Friday, November 7, 2014

The Challenges of Ebola Vaccination and Treatment

                Following the infection of several western aid workers in late July of this year[1], progress towards production of viable vaccines and treatments for Ebola Virus Disease (EVD) has progressed rapidly.  This in and of itself is indicative of the human rights inequities surrounding this particular public health intervention.  Up until that point, the disease, though just as virulent and deadly, had affected only the indigenous populations of Liberia, Sierra Leone, and Guinea. So why has it taken 38 years for substantial progress to be made in treating and vaccinating against Ebola Virus Disease?


                The cost of bringing new pharmaceutical interventions to market can be upwards of $1 Billion (USD).[2]  It is the prospect of future profits from a treatment for a disease that drives a pharmaceutical company to invest time and money into development of that treatment.  Until recently the population affected by the disease has been both very small and very poor[3], making it impossible for a company to recover their investment, let alone profit from it.  In Public Health, we constantly find that groups that are relatively lacking in power are those most prone to negative health outcomes, the same is clearly true here.
                From a Bioethics perspective, there are several additional challenges that factor into the difficulty of developing a new medication.  The case fatality rate (CFR) of Ebola is hard to quantify, but the measurements we have suggest a rate at or around 50%[4], though we suspect it to be much higher.  Because survival without a treatment is already a coin toss, it makes it extraordinarily difficult to determine whether or not a treatment actually had any effect on patient recovery and survival.
                To have any kind of power under such chaotic circumstances, studies will require large amounts of untested medications to be approved by the Food and Drug Administration (FDA) or European Medicines Agency (EMA) on an investigational basis and distributed to a population with low literacy levels[3] and distrustful of any outsiders, especially in light of recent history[5].  Geographic isolation, poor roads, and lack of telecommunication infrastructure all contribute further to the logistical difficulties of distribution and monitoring of clinical trials.
                There are mechanisms for producing and distributing medications on an investigational basis in emergency conditions such as currently exist in West Africa.  But it is difficult to know whether we would truly be providing a benefit to the population, since the situation on the ground makes any clinical research data suspect if not outright fraudulent[6].  The historical legacy of public health is ripe with well-meaning research interventions that were morally untenable due to their failure to observe standards of ethical research[7], no matter how inconvenient those standards may be. 

                We must be cautious as we seek to provide untested interventions in West Africa, and keep in mind the principles of non-malfeasance that should always be at the core of any medical or health intervention.[8]  Even though we have the power to act, we must not make the situation worse.  The people of West Africa already have far too many other problems to deal with a rushed or poorly implemented public health intervention.

References:
1.  “Two Americans infected with deadly Ebola virus in West Africa.” CBS/AP. July 27, 2014, 10:30 AM. http://www.cbsnews.com/news/american-doctor-in-west-africa-contracts-deadly-ebola-virus/ Retrieved: October 31, 2014, 12:36 PM.
2. Herper, Matthew.  “The Truly Staggering Cost Of Inventing New Drugs.” Forbes Magazine: Pharma & Healthcare.

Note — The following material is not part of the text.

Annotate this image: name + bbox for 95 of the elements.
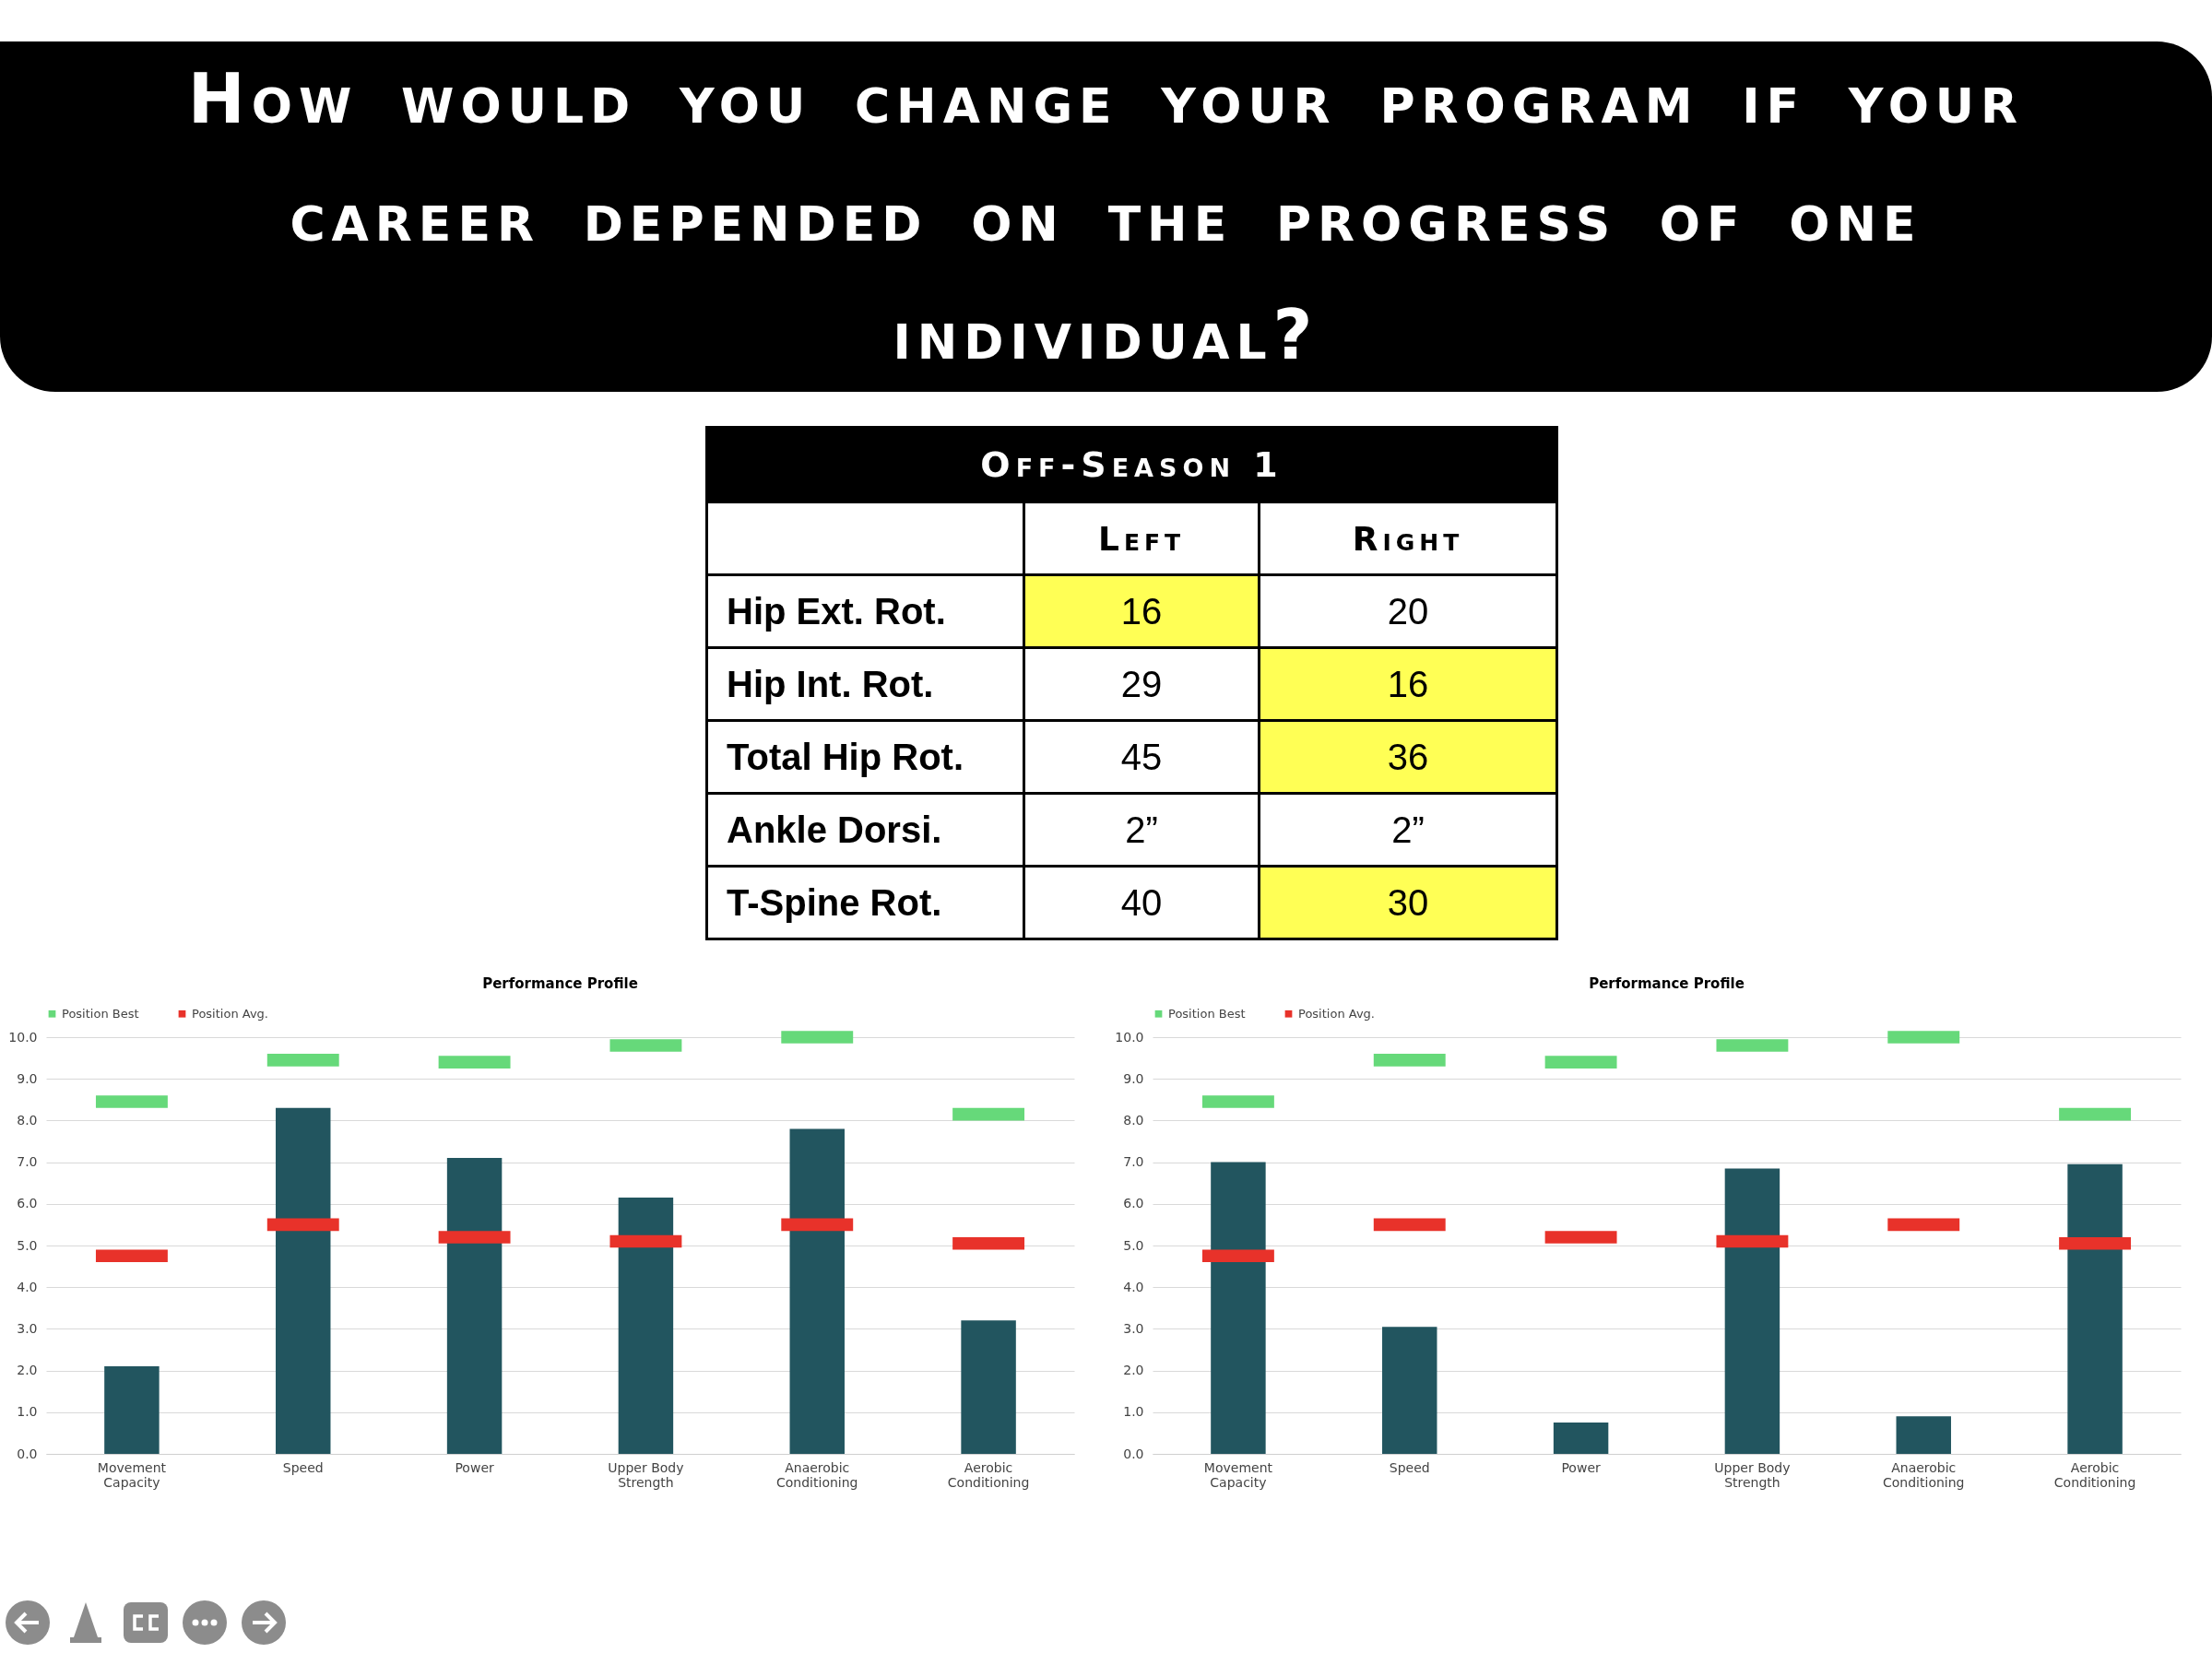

February 10, 2012. http://www.forbes.com/sites/matthewherper/2012/02/10/the-truly-staggering-cost-of-inventing-new-drugs/ Retrieved: October 31, 2014, 1:12 PM.
3. The World Factbook 2013-14. Washington, DC: Central Intelligence Agency, 2013. https://www.cia.gov/library/publications/the-world-factbook/index.html
4. WHO Media Centre. “Ebola Virus Disease Fact Sheet.” UN World Health Organization. Updated September 2014. http://www.who.int/mediacentre/factsheets/fs103/en/ Retrieved: October 31, 2014, 2:02 PM.
5. Simons, Marlise and Goodman, J. David. “Ex-Liberian Leader Gets 50 Years for War Crimes” New York Times.  May 30, 2012. http://www.nytimes.com/2012/05/31/world/africa/charles-taylor-sentenced-to-50-years-for-war-crimes.html?pagewanted=all  Retrieved: October 31, 2014, 2:16PM.
6. Santelli, John S.  “Research Ethics Session #1: Protection from vs. Inclusion in Research” Mailman School of Public Health. September 17, 2014.
7. Rothman DJ. (1987). “Ethics and Human Experimentation: Henry Beecher Revisited”  NEJM   317(19): 1195-1199.